If you’re looking for an Omega 3 supplement to help with hormonal acne, reach for ones that contain the highest levels of EPA and DHA. These two essential fatty acids have been shown to help regulate hormones and calm inflammation, and as such should be considered your new BFFs.
Probiotics are worth the hype. Unless you have a (rare) superhuman microbiome (the collection of microorganisms inhabiting your gut), it’s difficult to get all the probiotics you need from your diet alone.

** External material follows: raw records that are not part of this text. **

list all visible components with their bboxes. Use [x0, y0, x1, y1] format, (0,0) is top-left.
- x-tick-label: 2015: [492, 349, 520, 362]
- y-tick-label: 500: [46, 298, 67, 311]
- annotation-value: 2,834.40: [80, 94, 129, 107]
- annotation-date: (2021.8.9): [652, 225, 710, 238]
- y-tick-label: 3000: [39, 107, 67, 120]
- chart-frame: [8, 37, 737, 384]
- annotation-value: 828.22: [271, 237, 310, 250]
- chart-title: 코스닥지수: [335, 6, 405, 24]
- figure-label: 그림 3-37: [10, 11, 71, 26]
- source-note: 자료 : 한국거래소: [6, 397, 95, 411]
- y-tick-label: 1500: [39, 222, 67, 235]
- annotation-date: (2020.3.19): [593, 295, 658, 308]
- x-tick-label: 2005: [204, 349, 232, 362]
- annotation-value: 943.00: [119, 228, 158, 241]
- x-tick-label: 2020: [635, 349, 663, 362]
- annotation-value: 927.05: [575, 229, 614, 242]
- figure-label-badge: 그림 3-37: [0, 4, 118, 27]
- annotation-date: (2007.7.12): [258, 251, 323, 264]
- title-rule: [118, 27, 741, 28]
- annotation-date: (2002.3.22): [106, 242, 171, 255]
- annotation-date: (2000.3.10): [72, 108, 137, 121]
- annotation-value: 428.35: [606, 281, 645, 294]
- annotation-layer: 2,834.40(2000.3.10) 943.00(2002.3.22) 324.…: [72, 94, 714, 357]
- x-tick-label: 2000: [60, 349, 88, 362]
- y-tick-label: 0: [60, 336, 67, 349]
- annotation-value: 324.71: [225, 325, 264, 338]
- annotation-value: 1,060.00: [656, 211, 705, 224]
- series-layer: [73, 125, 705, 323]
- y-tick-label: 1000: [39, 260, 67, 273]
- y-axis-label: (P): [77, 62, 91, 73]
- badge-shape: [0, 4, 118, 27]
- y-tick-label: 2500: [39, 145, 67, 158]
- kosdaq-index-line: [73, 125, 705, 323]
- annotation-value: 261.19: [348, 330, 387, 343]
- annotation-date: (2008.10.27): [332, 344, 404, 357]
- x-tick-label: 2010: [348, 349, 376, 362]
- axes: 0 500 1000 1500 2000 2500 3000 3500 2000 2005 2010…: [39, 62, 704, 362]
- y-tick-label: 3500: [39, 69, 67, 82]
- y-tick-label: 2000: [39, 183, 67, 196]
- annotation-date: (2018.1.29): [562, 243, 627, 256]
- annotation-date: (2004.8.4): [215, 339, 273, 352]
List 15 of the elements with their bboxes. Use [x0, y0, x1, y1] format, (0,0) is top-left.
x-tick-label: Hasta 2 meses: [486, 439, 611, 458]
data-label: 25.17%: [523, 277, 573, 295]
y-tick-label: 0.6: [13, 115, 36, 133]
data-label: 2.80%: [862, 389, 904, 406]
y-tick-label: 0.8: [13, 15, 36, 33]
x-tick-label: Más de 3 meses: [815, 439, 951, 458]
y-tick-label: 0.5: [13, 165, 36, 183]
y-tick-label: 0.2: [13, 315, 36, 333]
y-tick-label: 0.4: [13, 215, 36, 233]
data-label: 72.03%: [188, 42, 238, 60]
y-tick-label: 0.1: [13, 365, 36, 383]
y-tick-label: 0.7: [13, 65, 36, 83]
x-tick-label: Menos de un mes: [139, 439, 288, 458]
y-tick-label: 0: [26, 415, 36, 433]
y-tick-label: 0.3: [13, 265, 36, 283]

There are many things that can compromise the balance of bacteria in your microbiome, and taking a probiotic supplement can help to fix those imbalances. This leads to a happy gut and a healthy immune system, and in turn, healthier skin. Strains with the most skin-enhancing evidence stacked beside them include lactobacillus and bifidobacterium.
Vitamin B-3 (niacin)
Vitamin B-3 is a very effective anti-inflammatory that can be used to help with epidermal barrier function, aging skin, pigmentary disorders and for use on acne-prone skin, and is therefore highly deserving of a spot on your bathroom shelf.
Vitamin B-5 (pantothenic acid)
Vitamin B-5 is incredibly effective in treating acne, as it works at the first stage of acne formation. Vitamin B5 reduces oil production of the sebaceous glands, increasing coenzyme A (the thing in our bodies responsible for metabolizing fats), which in turn increases the breakdown of oils. Our new lord and savior vitamin also helps wounds heal faster (by making cells multiply faster then helping those cells form new skin layers), improves skin barrier function, and helps to reduce irritation and inflammation of the skin.